Bodyweight Inverted Rows

Inverted Rows are an excellent  beginner, intermediate, and advanced bodyweight exercise. They target several muscle groups that many people wish to bulk up, and due to the nature of the exercise, the intensity can be adjusted to your specific fitness level. Inverted Rows go by several common names.

  • Inverted Rows
  • Reverse Push-Ups
  • Bodyweight Rows
  • Supine Rows

Benefits of Inverted Rows

The benefits of this exercise are vast, my personal favorite as I mentioned above is how easy it is to adjust the intensity to match your skill level. This makes it a perfect “Progression” to doing your first Pull-Up. The Inverted Row works the following muscles.

How to do Inverted Rows

To perform this exercise, you’ll need a fixed bar, or a sturdy surface edge to grab onto. Ideally, it should be just out of arms length while lying on the floor, but that depends on what level of intensity you’re going for. In reality, you can use just about anything that you can get a firm, comfortable grip, doesn’t move around easily, and can support your weight. Be sure to position your body so that when you pull yourself up to the bar, your chest will hit the bar.
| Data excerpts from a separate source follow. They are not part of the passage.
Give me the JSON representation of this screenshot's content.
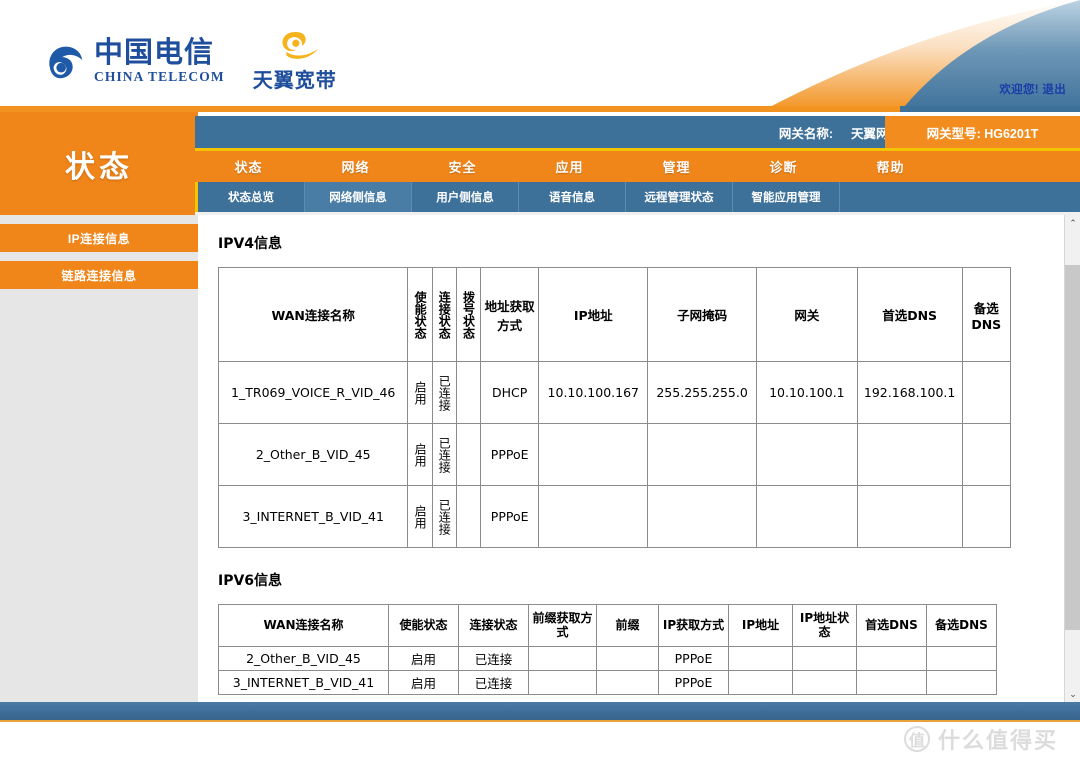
{
  "header": {
    "brand_cn": "中国电信",
    "brand_en": "CHINA TELECOM",
    "sub_brand": "天翼宽带",
    "welcome": "欢迎您!",
    "logout": "退出"
  },
  "gateway": {
    "name_label": "网关名称:",
    "name_value": "天翼网关-GPON",
    "model_label": "网关型号:",
    "model_value": "HG6201T",
    "model_text": "网关型号: HG6201T"
  },
  "sidebar": {
    "title": "状态",
    "items": [
      {
        "label": "IP连接信息"
      },
      {
        "label": "链路连接信息"
      }
    ]
  },
  "nav": {
    "items": [
      {
        "label": "状态"
      },
      {
        "label": "网络"
      },
      {
        "label": "安全"
      },
      {
        "label": "应用"
      },
      {
        "label": "管理"
      },
      {
        "label": "诊断"
      },
      {
        "label": "帮助"
      }
    ]
  },
  "subnav": {
    "items": [
      {
        "label": "状态总览",
        "active": false
      },
      {
        "label": "网络侧信息",
        "active": true
      },
      {
        "label": "用户侧信息",
        "active": false
      },
      {
        "label": "语音信息",
        "active": false
      },
      {
        "label": "远程管理状态",
        "active": false
      },
      {
        "label": "智能应用管理",
        "active": false
      }
    ]
  },
  "ipv4": {
    "title": "IPV4信息",
    "headers": [
      "WAN连接名称",
      "使能状态",
      "连接状态",
      "拨号状态",
      "地址获取方式",
      "IP地址",
      "子网掩码",
      "网关",
      "首选DNS",
      "备选DNS"
    ],
    "rows": [
      {
        "name": "1_TR069_VOICE_R_VID_46",
        "enable": "启用",
        "conn": "已连接",
        "dial": "",
        "mode": "DHCP",
        "ip": "10.10.100.167",
        "mask": "255.255.255.0",
        "gateway": "10.10.100.1",
        "dns1": "192.168.100.1",
        "dns2": ""
      },
      {
        "name": "2_Other_B_VID_45",
        "enable": "启用",
        "conn": "已连接",
        "dial": "",
        "mode": "PPPoE",
        "ip": "",
        "mask": "",
        "gateway": "",
        "dns1": "",
        "dns2": ""
      },
      {
        "name": "3_INTERNET_B_VID_41",
        "enable": "启用",
        "conn": "已连接",
        "dial": "",
        "mode": "PPPoE",
        "ip": "",
        "mask": "",
        "gateway": "",
        "dns1": "",
        "dns2": ""
      }
    ]
  },
  "ipv6": {
    "title": "IPV6信息",
    "headers": [
      "WAN连接名称",
      "使能状态",
      "连接状态",
      "前缀获取方式",
      "前缀",
      "IP获取方式",
      "IP地址",
      "IP地址状态",
      "首选DNS",
      "备选DNS"
    ],
    "rows": [
      {
        "name": "2_Other_B_VID_45",
        "enable": "启用",
        "conn": "已连接",
        "prefix_mode": "",
        "prefix": "",
        "ip_mode": "PPPoE",
        "ip": "",
        "ip_state": "",
        "dns1": "",
        "dns2": ""
      },
      {
        "name": "3_INTERNET_B_VID_41",
        "enable": "启用",
        "conn": "已连接",
        "prefix_mode": "",
        "prefix": "",
        "ip_mode": "PPPoE",
        "ip": "",
        "ip_state": "",
        "dns1": "",
        "dns2": ""
      }
    ]
  },
  "scrollbar": {
    "up": "⌃",
    "down": "⌄"
  },
  "watermark": {
    "mark": "值",
    "text": "什么值得买"
  },
  "colors": {
    "orange": "#f08519",
    "blue": "#3e719a",
    "yellow": "#f5c400",
    "link_blue": "#1a3ea8"
  }
}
  1. Grab onto the bar infront of or above you with your hands shoulder-width apart.
  2. Fully extend your arms into a relaxed/hanging position. This will be your starting position.
  3. Pull yourself up towards the bar and tuck in your elbows about 45 degrees from your armpits. Lead with your chest until your sternum hits the bar.
  4. Lower yourself until your arms are fully extended again and repeat for the desired number of reps.

Incase this was wasn’t clear enough, check out this great video demonstration.

Common Inverted Row Mistakes

  • Take it slow, going to fast can cause you to slack off on your form.
  • Remain tight so that your shoulders and your ankles are inline
  • Don’t let your elbows flail around.
  • Keep your knees extended and your heels firmly the floor.

Variations of Inverted Bodyweight Rows

Depending on the intensity you’re going for, there are several variations that can either increase or decrease the intensity of the workout. Once you’re comfortable performing this exercise, you can play around with your grip, making it wider, closer, underhand, and overhand. If you’d like to make the exercise easier, find a bar that is higher up off the ground, if you follow all the steps for good form above, the exercise will be easier. If you’re looking to make the exercise harder, you can try Feet Elevated Inverted Rows. As the name implies, simply place your feet on an elevated surface and follow the steps for good form above.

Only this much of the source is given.